As empresas estatais federais acumularam um prejuízo de R$ 5,94 bilhões até abril deste ano, conforme dados divulgados pelo Banco Central (BC) na última sexta-feira (29/5). Esse resultado negativo já ultrapassa o déficit total de 2025, que foi de aproximadamente R$ 5,1 bilhões, configurando o pior desempenho desde o início da série histórica em 2022.
Grande parte desse prejuízo se concentrou no início do ano, com janeiro registrando um déficit de R$ 4,9 bilhões, sinalizando uma pressão fiscal intensa desde os primeiros meses de 2026. Em abril, o déficit total das estatais foi de R$ 1,78 bilhão, sendo R$ 1,53 bilhão de empresas federais e R$ 326 milhões de estaduais, enquanto as municipais apresentaram um superávit de R$ 76 milhões. Fevereiro e março também fecharam no vermelho, com R$ 568 milhões e R$ 469 milhões, respectivamente. Para comparação, de janeiro a abril de 2025 o déficit foi de R$ 2,73 bilhões, e no mesmo período de 2024, de R$ 1,68 bilhão.

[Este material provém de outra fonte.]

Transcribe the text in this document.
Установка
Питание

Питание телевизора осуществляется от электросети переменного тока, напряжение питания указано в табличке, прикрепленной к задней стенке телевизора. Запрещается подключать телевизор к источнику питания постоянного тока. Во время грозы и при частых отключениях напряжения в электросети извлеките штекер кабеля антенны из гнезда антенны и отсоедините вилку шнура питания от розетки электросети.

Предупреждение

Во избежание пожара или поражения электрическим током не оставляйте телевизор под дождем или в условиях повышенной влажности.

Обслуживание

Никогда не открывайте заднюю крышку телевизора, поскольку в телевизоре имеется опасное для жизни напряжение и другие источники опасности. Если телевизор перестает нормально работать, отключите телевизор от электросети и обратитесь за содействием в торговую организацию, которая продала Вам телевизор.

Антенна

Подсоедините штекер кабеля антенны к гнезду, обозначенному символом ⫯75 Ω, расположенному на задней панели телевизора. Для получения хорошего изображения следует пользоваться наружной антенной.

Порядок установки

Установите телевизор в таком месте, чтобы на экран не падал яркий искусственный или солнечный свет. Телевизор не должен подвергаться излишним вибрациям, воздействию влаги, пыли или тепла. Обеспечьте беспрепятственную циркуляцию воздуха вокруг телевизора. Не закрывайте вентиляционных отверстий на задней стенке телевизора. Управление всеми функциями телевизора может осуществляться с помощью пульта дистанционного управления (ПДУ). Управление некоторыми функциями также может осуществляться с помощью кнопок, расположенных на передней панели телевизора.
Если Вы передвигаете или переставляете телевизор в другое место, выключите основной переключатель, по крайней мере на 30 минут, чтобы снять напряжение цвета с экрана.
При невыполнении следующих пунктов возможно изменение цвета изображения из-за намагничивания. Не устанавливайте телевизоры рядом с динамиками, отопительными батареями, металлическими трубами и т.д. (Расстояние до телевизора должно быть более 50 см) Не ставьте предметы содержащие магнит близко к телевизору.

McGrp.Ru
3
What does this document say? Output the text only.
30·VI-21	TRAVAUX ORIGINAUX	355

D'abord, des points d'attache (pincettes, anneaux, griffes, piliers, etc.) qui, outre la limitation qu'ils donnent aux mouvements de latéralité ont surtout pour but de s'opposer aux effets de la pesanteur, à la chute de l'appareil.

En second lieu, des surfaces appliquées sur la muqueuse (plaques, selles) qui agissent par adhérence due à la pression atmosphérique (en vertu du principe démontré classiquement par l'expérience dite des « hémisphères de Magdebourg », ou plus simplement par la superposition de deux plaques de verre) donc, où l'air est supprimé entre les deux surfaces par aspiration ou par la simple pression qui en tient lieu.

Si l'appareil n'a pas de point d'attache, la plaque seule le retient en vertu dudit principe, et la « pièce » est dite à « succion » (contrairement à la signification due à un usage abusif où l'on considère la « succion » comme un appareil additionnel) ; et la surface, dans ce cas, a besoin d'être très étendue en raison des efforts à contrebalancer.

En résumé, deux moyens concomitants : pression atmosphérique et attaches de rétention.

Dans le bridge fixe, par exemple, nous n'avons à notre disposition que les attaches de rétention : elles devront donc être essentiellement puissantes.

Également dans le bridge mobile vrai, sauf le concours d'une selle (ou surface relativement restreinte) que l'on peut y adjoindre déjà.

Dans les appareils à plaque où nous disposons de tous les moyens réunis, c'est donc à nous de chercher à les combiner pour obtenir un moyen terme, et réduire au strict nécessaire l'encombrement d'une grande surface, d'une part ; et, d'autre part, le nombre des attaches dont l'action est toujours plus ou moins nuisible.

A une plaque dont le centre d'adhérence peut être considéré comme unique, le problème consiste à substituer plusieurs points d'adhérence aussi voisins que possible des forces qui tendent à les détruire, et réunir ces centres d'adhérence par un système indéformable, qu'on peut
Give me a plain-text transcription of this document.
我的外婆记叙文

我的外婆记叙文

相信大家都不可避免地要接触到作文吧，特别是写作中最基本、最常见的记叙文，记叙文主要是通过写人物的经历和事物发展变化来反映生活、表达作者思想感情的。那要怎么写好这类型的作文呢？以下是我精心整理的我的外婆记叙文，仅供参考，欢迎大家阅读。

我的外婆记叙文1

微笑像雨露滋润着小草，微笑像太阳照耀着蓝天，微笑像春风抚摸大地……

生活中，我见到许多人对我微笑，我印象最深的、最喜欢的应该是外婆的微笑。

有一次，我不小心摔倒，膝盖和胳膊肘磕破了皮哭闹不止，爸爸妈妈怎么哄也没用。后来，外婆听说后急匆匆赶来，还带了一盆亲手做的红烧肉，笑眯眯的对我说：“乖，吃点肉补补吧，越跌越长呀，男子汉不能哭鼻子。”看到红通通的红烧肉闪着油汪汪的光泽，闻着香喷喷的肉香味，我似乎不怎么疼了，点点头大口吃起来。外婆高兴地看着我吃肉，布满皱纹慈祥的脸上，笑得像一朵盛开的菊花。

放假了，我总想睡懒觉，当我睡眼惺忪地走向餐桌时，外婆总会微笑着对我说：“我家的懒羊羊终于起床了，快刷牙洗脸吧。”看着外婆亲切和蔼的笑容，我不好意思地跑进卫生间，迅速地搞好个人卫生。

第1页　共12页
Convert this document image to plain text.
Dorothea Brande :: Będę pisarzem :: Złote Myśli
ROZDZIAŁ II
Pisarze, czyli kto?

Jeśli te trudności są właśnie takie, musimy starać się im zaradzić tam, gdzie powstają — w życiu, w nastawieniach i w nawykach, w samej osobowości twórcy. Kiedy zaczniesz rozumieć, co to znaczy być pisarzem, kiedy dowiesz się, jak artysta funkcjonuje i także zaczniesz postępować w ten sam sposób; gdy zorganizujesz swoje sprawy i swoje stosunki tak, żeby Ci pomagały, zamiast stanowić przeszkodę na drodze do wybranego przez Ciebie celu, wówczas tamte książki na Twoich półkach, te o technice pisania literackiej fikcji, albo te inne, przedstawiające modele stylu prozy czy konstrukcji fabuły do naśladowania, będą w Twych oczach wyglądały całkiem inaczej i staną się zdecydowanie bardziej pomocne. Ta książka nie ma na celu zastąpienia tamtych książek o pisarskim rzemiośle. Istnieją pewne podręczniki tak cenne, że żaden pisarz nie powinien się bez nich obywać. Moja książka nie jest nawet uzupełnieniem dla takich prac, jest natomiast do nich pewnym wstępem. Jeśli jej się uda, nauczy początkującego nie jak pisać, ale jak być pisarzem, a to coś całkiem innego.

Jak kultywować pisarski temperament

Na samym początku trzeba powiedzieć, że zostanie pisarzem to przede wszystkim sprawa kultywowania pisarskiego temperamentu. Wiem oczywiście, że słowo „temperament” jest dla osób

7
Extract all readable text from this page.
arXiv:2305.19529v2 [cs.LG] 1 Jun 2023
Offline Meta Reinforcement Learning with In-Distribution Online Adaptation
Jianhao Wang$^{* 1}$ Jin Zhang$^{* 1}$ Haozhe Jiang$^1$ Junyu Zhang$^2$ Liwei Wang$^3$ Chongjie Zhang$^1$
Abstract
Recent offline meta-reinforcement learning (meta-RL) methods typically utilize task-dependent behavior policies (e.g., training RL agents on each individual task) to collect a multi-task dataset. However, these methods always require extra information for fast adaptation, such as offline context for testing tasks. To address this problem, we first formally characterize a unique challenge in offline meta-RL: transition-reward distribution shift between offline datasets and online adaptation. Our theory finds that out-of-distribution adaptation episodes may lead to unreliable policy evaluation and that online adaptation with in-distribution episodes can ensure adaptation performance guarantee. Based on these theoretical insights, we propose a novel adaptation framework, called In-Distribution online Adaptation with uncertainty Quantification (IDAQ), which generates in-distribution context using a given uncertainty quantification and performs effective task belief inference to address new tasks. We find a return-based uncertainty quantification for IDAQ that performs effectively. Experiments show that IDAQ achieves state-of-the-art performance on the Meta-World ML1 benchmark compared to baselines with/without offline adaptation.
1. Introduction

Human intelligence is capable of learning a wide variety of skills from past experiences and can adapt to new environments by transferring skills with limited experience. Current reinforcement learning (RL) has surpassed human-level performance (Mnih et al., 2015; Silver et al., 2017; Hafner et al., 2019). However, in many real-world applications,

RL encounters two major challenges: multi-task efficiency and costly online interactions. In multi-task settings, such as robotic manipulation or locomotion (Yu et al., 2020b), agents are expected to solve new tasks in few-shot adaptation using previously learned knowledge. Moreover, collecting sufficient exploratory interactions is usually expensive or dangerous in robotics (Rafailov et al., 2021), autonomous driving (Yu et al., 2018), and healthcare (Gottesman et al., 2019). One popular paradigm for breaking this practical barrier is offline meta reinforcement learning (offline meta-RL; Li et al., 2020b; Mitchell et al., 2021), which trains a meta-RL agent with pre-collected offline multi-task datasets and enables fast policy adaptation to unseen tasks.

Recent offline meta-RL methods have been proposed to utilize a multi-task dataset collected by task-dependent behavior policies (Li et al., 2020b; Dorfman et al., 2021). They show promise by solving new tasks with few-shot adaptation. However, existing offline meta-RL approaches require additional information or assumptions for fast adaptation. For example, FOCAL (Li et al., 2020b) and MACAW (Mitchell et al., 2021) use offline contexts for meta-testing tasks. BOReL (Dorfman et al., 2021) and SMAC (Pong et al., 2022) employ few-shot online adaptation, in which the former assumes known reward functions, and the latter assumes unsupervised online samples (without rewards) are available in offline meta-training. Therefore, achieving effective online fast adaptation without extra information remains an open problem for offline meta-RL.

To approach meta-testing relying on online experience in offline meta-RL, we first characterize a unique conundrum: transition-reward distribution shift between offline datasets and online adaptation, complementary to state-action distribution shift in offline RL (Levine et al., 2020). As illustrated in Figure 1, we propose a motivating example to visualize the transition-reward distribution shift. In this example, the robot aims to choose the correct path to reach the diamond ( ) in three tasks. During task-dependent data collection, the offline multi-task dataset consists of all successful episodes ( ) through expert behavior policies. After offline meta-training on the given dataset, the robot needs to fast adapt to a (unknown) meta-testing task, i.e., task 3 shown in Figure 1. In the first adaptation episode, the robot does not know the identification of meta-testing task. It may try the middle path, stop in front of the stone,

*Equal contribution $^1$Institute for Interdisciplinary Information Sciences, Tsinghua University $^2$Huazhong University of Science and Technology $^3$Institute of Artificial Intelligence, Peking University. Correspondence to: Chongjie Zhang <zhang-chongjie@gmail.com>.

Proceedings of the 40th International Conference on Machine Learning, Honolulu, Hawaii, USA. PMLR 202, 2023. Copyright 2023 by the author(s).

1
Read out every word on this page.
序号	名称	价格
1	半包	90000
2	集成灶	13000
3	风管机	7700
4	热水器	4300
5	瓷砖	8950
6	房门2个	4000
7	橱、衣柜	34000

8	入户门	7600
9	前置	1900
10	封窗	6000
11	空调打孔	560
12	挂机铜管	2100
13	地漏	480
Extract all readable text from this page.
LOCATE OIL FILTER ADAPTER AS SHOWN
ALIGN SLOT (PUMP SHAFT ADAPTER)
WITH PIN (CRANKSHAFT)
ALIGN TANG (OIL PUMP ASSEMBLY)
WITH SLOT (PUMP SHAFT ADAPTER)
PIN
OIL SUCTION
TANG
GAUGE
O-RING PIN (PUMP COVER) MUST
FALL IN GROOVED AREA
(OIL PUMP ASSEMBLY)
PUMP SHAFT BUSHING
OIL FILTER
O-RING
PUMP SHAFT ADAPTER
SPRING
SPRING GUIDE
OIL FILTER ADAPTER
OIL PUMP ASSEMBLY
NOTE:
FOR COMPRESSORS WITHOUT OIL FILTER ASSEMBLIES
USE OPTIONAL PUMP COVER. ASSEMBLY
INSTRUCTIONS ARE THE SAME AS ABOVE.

É importante notar que o indicador do BC abrange apenas as estatais federais que não incluem gigantes como Petrobras e Eletrobras, focando, portanto, em companhias mais dependentes ou com maior fragilidade financeira. A piora nas contas reflete as dificuldades financeiras de algumas estatais, com destaque para os Correios, que reportaram um prejuízo de R$ 8,5 bilhões em 2025. A empresa chegou a contratar um empréstimo de R$ 12 bilhões com garantia da União no ano passado. Diante desse cenário, o Tribunal de Contas da União (TCU) determinou, na quinta-feira (27/5), que o Tesouro Nacional aprimore os critérios para a concessão de crédito a estatais, após analisar irregularidades em um empréstimo aos Correios.